Even though our market is severely depressed right now, Phoenix has shown remarkable resiliency and long term value appreciation for a number of reasons:

(1) Climate – People want to live here because of the warm, sunny weather. It is why snow-birds come in flocks for the winter and to retire. We all know that the baby boomers are reaching retirement age.
(2) Affordability – Phoenix is one of the most affordable places to live in the US. While this statistic took a temporary hit during the last boom, we have fallen back down to being extremely attractive to business based on real estate values, labor pool and overall cost of living. This will continue to attract business, labor and retirees to the area for the long term.
(3) Standard of Living – very high. Ease of commuting, and a fresh young, vibrant city leads people to want to live here.

These factors have led to the remarkable positive population growth Metro Phoenix has experience for the past 50 years. Even during times of economic hardship, people still continue to move here at a remarkable pace. This puts pressure on the housing market and inevitably leads to appreciation.

After deciding that Phoenix is the right spot to invest in real estate, your next task it to pick a sub-market within the metro region that makes the most investment sense.
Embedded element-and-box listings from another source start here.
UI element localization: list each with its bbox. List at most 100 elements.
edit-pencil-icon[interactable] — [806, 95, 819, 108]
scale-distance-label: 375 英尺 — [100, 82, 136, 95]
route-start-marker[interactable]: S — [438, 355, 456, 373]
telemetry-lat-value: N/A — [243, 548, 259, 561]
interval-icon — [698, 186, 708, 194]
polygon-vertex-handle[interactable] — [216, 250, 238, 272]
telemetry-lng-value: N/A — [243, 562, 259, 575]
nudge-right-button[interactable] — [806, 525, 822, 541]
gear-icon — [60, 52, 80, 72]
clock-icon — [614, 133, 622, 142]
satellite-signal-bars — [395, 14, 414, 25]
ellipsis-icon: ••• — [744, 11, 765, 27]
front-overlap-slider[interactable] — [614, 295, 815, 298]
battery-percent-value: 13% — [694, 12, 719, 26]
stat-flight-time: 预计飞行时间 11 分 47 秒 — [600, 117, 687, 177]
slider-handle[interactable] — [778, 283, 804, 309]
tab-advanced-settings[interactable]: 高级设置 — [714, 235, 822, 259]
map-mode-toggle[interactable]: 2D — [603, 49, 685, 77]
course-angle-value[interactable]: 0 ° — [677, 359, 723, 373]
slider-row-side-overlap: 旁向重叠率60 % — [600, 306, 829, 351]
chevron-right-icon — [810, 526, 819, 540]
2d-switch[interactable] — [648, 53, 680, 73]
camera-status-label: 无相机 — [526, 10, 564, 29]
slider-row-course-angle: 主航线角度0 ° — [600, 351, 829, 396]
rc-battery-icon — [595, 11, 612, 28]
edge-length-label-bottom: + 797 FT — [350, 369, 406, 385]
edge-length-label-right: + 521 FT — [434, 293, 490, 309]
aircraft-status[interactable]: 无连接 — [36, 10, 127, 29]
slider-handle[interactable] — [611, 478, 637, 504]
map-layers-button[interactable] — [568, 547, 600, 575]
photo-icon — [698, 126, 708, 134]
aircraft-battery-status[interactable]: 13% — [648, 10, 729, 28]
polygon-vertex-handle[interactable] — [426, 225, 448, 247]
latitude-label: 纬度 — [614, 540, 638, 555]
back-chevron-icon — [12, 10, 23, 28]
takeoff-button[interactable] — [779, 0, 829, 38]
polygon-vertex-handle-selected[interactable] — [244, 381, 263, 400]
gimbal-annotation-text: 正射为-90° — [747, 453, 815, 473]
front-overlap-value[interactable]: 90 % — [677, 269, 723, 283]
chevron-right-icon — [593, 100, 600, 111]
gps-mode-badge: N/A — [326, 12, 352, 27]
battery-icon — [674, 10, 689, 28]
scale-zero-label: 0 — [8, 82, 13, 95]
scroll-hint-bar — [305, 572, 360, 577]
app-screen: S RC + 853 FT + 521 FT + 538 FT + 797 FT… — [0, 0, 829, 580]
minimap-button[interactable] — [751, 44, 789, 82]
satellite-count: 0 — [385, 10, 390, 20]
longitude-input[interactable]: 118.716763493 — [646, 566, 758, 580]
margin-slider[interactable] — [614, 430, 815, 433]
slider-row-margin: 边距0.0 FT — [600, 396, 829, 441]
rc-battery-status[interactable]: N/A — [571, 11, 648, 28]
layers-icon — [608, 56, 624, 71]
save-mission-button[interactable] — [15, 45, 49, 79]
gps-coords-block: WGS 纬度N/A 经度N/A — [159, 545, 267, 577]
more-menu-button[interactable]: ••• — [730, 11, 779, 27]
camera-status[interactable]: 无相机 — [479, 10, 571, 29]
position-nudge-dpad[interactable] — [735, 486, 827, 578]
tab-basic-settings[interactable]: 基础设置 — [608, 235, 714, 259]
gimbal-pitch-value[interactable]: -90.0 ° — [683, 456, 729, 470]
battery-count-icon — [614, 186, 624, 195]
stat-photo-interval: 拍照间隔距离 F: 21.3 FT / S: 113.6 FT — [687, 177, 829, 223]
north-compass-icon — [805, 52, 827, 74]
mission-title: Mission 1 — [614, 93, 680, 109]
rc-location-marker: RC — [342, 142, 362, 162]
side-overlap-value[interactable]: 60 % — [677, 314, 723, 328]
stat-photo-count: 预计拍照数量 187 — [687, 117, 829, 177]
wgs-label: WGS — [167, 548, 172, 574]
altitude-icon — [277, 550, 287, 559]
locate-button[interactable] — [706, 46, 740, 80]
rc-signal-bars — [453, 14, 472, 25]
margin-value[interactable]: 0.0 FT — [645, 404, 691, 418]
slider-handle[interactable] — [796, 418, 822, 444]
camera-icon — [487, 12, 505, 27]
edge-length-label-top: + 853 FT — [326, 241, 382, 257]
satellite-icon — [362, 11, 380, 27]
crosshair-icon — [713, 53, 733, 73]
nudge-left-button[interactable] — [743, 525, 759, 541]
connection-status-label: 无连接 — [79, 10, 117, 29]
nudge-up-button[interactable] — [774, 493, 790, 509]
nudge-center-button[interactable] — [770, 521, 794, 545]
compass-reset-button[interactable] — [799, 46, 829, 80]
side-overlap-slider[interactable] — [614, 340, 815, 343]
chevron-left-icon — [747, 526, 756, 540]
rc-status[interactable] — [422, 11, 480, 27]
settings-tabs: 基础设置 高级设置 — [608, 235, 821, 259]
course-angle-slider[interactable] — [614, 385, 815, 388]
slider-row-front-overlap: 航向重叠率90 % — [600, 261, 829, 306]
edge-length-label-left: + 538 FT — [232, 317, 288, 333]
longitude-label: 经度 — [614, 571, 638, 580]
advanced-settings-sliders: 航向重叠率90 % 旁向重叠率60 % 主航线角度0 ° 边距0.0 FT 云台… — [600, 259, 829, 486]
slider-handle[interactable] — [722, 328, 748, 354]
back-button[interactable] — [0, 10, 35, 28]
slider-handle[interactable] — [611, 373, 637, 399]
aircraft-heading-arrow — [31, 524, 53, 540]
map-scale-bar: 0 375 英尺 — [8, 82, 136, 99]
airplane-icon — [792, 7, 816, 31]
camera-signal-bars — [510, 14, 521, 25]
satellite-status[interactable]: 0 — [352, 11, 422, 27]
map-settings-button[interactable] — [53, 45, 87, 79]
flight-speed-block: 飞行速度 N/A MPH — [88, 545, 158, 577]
Some of the most important factors include:

(1) Area of greatest price declines
(2) Proximity to employment
(3) Proximity to amenities
(4) Quality of area
(5) Strength of rental market/values

These will be discussed later in this report and a qualified real estate professional can assist you in selecting sub-markets to invest in that match these criteria.

The Residential Housing Value Run-up

Phoenix real estate has always appreciated at a steady pace with the exception of a few massive run-ups in value followed by sharp declines. The decline of the late 1980s was briefly reviewed above. So what has caused the latest mass-speculation and run-up in values between 2003 and 2006?

Well there were a few culprits that acted together to create this latest debacle.

(1) Underlying Market Strength – As stated above, Metro Phoenix has inherent underlying market strength. That is what got the ball rolling and led to the mass speculation for 3+ years.

(2) Cheap Credit – Interest rates came down to unheard of levels making it easier to buy more assets with less money.

(3) Overabundance of Credit – It started in the late 1990s when Bill Clinton passed legislation freeing up credit to allow more people to buy homes – the sub-prime mortgage market was created. People that really shouldn’t have been buying homes in the first place were not only buying homes, but purchasing larger properties than they could afford. As credit loosened and values started to increase, a run on equity lines of credit and refinancing freed up the equity in people’s homes and allowed them to spend ‘invisible’ equity in the consumer markets on durable goods and services. This created the economic boom that we all experienced in the early to mid-2000s. The result: even homeowners that bought early in the boom and saw their property values increase 50-100% over a 5-6 year period had little to no equity left in their homes by the end of this appreciation cycle as they leached it all out through equity lines of credit and other borrowing methods.